As I headed down the slick white hallway to the elevator that had brought me there, I heard my classmates walking in the opposite direction, toward the elevator closest to our rooms. After what had just happened, I was glad to hear their footsteps going the other way. I wasn’t surprised when Bex came to stand beside me.
“You okay?” she asked, because that’s a best friend’s job.
“Yes,” I lied, because that’s what spies do.
We rode the elevator to the narrow first-floor hallway, and as the doors slid open, I was seriously considering going to see my mother (and not just for the M&M’s), when I stepped into the dim corridor and heard a voice cry, “Cameron Morgan!”

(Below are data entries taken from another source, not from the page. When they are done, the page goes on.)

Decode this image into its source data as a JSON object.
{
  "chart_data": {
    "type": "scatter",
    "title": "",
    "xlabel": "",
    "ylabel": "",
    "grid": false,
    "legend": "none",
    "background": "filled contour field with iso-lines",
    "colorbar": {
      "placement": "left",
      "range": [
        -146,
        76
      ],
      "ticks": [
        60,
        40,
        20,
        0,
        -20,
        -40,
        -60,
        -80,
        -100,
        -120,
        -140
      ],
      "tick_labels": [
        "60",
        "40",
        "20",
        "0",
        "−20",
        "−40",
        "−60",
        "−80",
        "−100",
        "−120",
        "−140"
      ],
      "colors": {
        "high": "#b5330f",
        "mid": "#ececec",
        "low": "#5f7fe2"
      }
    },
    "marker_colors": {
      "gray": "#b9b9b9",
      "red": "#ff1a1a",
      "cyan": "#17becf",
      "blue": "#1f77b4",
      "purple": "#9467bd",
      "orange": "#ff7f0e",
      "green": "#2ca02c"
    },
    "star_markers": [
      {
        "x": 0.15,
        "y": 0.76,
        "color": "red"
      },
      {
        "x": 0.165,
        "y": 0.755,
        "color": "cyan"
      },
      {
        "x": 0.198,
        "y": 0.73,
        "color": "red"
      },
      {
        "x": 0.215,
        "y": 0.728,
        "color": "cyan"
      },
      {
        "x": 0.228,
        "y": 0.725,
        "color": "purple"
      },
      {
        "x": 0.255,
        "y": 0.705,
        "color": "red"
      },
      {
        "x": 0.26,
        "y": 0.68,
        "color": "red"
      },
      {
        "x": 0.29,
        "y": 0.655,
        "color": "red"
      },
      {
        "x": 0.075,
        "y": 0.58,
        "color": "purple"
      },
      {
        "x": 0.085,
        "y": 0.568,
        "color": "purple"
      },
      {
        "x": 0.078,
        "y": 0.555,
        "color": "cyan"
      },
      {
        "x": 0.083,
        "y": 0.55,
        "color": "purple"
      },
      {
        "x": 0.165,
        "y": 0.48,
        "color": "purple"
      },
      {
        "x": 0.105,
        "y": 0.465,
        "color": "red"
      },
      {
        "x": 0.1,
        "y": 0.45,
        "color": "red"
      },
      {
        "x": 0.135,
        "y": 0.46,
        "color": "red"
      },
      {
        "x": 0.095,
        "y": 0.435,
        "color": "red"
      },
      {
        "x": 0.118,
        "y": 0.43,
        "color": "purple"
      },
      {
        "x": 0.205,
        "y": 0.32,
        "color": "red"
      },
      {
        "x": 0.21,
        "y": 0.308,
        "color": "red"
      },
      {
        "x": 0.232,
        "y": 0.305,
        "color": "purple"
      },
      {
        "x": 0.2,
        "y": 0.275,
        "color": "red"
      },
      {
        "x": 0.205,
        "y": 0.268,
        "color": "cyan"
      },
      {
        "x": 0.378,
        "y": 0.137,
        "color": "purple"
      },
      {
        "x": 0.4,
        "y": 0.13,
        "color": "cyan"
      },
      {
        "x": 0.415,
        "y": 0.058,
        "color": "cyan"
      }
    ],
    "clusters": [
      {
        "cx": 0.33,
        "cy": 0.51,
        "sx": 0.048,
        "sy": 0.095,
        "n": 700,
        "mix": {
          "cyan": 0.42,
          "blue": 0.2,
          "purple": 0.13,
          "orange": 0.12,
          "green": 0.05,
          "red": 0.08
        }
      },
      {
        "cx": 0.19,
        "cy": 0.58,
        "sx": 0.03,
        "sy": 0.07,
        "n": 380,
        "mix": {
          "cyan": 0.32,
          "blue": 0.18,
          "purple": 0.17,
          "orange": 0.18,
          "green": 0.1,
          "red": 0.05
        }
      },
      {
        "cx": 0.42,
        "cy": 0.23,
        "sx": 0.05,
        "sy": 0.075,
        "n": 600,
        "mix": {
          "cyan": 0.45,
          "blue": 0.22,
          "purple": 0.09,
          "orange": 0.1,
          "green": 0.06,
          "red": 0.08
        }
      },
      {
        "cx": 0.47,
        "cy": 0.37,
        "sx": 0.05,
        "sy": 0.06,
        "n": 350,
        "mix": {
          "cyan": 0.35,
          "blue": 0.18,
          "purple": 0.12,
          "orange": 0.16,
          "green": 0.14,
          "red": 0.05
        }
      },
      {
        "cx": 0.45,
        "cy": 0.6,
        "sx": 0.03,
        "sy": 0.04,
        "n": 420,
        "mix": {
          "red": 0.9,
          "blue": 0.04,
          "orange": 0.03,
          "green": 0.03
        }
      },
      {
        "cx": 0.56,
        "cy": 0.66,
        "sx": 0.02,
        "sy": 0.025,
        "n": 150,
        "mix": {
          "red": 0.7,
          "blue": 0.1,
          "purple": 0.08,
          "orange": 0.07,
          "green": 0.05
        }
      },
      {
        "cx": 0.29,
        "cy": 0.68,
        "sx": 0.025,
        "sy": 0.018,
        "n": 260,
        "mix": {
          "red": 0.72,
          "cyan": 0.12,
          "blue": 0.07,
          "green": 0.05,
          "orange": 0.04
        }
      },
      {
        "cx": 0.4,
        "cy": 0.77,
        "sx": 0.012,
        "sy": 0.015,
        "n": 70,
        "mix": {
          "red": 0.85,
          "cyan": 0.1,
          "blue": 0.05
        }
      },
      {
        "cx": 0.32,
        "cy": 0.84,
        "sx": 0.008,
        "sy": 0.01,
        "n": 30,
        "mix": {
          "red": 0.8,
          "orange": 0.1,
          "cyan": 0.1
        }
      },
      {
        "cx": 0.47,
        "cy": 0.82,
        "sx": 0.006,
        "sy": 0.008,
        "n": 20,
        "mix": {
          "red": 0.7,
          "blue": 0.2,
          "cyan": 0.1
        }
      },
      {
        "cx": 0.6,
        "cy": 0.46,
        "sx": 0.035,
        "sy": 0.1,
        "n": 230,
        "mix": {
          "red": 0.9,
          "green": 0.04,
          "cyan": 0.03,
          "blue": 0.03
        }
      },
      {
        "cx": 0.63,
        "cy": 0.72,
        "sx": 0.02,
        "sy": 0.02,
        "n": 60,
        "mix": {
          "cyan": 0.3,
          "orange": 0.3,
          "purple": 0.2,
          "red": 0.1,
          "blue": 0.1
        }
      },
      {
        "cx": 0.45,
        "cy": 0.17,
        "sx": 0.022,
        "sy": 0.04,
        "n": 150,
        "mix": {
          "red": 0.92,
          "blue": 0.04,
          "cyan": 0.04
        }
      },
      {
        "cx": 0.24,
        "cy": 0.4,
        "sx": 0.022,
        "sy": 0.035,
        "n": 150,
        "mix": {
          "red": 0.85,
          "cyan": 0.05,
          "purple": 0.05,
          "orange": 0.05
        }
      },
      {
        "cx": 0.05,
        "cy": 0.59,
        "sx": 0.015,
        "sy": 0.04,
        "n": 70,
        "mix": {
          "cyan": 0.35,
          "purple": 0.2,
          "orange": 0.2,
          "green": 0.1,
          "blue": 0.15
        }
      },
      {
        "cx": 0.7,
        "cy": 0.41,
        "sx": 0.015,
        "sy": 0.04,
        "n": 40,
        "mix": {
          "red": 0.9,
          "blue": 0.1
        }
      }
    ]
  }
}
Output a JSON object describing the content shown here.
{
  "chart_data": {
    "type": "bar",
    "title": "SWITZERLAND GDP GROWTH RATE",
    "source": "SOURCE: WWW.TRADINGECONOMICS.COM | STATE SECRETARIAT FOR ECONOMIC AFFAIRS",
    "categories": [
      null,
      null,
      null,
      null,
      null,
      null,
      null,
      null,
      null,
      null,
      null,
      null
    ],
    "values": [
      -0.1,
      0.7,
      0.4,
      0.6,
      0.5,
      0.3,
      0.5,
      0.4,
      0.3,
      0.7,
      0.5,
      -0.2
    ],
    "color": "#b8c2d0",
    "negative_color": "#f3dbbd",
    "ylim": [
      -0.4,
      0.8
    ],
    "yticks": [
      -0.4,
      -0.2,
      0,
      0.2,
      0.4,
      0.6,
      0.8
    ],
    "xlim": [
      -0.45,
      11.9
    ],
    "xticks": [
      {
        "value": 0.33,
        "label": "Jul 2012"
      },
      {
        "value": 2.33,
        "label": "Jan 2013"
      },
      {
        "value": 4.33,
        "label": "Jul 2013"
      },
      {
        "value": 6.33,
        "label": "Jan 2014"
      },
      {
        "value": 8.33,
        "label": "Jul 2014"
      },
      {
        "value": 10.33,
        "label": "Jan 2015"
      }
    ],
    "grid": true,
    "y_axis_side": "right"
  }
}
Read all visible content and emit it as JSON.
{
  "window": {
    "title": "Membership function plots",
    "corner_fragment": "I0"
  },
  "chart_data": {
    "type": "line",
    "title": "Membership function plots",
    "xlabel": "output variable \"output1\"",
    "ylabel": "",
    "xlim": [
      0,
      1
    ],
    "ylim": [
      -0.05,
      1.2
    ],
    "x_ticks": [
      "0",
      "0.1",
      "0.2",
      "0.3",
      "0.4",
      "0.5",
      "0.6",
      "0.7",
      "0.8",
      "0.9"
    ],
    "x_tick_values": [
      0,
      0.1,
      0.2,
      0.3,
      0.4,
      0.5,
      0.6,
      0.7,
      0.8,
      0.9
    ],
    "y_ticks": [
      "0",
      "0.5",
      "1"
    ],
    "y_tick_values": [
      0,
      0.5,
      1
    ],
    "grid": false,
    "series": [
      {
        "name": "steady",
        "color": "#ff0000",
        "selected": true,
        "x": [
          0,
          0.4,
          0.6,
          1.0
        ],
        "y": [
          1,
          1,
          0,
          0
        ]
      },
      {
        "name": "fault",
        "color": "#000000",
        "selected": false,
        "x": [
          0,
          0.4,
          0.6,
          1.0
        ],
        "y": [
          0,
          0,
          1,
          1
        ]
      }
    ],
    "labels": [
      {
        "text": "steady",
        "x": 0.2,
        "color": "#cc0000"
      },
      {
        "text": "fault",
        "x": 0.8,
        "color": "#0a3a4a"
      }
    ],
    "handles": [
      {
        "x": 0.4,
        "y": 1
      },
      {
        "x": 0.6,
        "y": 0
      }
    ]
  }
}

Professor Buckingham was rushing down the hall, and I couldn’t imagine what would make the genteel British lady speak in such a way, when, above us, a red light began to whirl, and a screaming buzzer pierced our ears so that we could barely hear the cries of the electronic voice that pulsed with the light, “CODE RED. CODE RED. CODE RED.”
“Cameron Morgan!” Buckingham bellowed again, grabbing Bex and me by our arms. “Your mother needs you. NOW!”
Instantly, the corridors went from empty to overflowing as girls ran and staff members hurried and the red lights continued to pulse off and on.
A shelf of trophies spun around, sending the plaques and ribbons commemorating winners in the annual hand-to-hand combat and team code-breaking competitions to the hidden compartment behind the wall, leaving a row of awards from swim meets and debate contests in its place.
Above us, in the upper story of the foyer, three gold-and-burgundy Learn Her Skills, Honor Her Sword, and Keep Her Secrets banners rolled miraculously up and were replaced by handmade posters supporting someone named Emily for student council president.
Buckingham dragged Bex and me up the sweepi
ng staircase as a flock of newbies ran down, screeching at the top of their lungs. I remembered what those sirens had sounded like the first time I’d heard them. It was no wonder the girls were acting like it was the end of the world. Buckingham yelled, “Girls!” and silenced them. “Follow Madame Dabney. She’s going to take you to the stables for the afternoon. And ladies”—she snapped at a pair of dark-haired twins who seemed to be especially frantic—“composure!”
And then Buckingham whirled and raced up the staircase to the second-story landing, where Mr. Mosckowitz and Mr. Smith were trying to wheel a statue of Eleanor Everett (the Gallagher Girl who had once disabled a bomb in the White House with her teeth) into a broom closet. We swept through the Hall of History, where Gillian’s sword slid smoothly into the vault beneath its case like Excalibur returning to the Lady of the Lake, and was replaced by a bust of a man with enormous ears who was supposedly the school’s first headmaster.
The entire school was in a state of organized chaos. Bex and I shared a questioning look, because we were supposed to be downstairs, helping the other sophomores check the main level for anything spy-related that someone might have left lying around, but Buckingham turned and snapped, “Girls, hurry!” She sounded less like the soft, elderly teacher we knew and more like the woman who had single-handedly taken out a Nazi machine gun on D-day.
I heard a crash behind us, followed by some Polish expletives, and knew that the Eleanor Everett statue was probably in a billion pieces; but at the end of the Hall of History, my mother was leaning against the double doors of her office, dropping an M&M into her mouth as calmly as if she were waiting to pick me up from soccer practice, acting like it was just an ordinary day.
Her long dark hair fell across the shoulder of her black pants suit. A wisp of bangs brushed across a flawless forehead that she swears I’ll have, too, just as soon as my hormones stop waging war with my pores.